Developing polymers with embedded electrochemical actuation
Electrochemical changes that occur during the oxidation of the conductive polymer polypyrrole (PPy) can increase or decrease the number of delocalized changes in the polymer backbone. When immersed in an electrolyte, the material is accompanied with reversible counter-ion uptake or expulsion with macroscopic contraction as well as swelling under electrical potential control to make PPy one of the most common materials to develop artificial muscle materials. In this work, Brinker et al. combined the actuator polymer with a three-dimensional (3-D) scaffold structure of nanoporous silicon to design a material for embedded electrochemical actuation. The new construct contained a few light and abundant elemental constituents including hydrogen (H), carbon (C), nitrogen (N), oxygen (O), silicon (Si) and chlorine (Cl).

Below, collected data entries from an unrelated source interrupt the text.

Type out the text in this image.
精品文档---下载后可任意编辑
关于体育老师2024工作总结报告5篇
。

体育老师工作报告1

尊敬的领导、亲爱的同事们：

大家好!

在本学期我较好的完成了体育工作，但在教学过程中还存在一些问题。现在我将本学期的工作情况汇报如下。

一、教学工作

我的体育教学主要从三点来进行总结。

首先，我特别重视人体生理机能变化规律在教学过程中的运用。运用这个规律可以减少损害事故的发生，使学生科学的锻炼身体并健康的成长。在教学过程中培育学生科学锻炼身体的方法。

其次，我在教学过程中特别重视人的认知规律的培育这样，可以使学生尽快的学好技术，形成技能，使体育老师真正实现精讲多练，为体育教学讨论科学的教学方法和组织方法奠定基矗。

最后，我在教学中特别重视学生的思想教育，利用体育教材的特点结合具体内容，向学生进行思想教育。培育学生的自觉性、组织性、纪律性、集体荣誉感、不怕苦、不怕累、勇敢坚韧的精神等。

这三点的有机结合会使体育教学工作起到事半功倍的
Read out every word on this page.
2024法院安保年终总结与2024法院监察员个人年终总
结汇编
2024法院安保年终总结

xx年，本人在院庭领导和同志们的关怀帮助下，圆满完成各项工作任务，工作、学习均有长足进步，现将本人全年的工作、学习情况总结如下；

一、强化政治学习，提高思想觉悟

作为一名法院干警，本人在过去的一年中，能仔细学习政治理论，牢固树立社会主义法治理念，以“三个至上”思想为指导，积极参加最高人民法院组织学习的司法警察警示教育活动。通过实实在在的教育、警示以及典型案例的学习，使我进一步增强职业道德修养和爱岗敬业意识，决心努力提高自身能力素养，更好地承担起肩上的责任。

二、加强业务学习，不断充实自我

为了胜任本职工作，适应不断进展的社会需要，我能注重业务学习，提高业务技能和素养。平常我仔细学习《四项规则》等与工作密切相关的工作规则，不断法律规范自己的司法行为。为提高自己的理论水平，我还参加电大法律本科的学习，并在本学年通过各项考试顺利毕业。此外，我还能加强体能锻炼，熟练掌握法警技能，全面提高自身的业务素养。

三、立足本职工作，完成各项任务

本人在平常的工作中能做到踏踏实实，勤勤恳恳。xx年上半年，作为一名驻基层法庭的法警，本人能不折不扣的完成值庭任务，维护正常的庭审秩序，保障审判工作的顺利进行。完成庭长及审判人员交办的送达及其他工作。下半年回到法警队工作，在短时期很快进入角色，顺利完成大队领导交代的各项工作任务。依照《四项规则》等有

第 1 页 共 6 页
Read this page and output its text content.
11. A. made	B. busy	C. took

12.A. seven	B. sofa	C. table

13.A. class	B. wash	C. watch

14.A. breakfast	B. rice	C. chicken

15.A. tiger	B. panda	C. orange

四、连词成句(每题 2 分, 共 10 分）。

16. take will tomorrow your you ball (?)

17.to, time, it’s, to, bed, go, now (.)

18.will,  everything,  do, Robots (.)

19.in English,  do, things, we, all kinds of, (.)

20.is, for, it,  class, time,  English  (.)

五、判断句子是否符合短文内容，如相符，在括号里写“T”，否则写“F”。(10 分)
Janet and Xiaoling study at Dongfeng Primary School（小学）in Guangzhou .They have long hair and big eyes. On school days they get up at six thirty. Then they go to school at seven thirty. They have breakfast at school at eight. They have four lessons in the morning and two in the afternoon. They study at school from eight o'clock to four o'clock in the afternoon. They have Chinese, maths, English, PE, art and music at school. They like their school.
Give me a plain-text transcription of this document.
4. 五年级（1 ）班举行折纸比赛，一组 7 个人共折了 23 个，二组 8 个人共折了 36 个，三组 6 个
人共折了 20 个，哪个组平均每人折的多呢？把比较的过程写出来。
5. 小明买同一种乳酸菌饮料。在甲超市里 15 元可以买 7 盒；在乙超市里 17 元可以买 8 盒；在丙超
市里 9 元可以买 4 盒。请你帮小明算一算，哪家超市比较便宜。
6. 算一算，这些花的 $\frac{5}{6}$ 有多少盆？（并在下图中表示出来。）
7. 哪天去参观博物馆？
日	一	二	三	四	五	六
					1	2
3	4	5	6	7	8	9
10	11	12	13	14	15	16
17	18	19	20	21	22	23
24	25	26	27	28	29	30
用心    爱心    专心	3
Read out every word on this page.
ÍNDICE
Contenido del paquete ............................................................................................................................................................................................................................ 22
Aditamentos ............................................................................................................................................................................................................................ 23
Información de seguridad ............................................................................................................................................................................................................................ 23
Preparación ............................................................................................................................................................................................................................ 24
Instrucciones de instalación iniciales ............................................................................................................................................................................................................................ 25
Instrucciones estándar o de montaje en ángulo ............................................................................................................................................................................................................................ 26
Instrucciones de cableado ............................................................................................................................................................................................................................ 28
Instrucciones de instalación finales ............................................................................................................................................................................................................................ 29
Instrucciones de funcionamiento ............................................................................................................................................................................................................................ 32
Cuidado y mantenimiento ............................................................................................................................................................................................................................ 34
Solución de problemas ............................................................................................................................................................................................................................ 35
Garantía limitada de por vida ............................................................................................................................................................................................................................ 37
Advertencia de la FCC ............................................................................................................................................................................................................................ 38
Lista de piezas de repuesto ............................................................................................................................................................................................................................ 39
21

During the experiment, the team prepared the porous silicon (pSi) membrane using an electrochemical etching process of doped silicon in hydrofluoric acid. The resulting pores were straight and perpendicular on the silicon surface. Using scanning electron microscopy profiles, Brinker et al. observed a homogenous sample thickness. They then filled the porous silicon (pSi) membrane with polypyrrole (PPy) through electropolymerization of pyrrole monomers. Polymer nucleation and partial oxidation of pSi increased the open circuit potential leading to a constant deposition of PPy inside the pores. The highly asymmetrical pores formed a chain-like polymer growth inhibiting the branching of the polymer and leading to lower electrical resistance. The team observed the resulting composite using transmission electron micrographs (TEM) with energy-dispersive X-ray (EDX) spectroscopy signals to indicate homogeneous PPy filling of the random pSi honeycomb structure.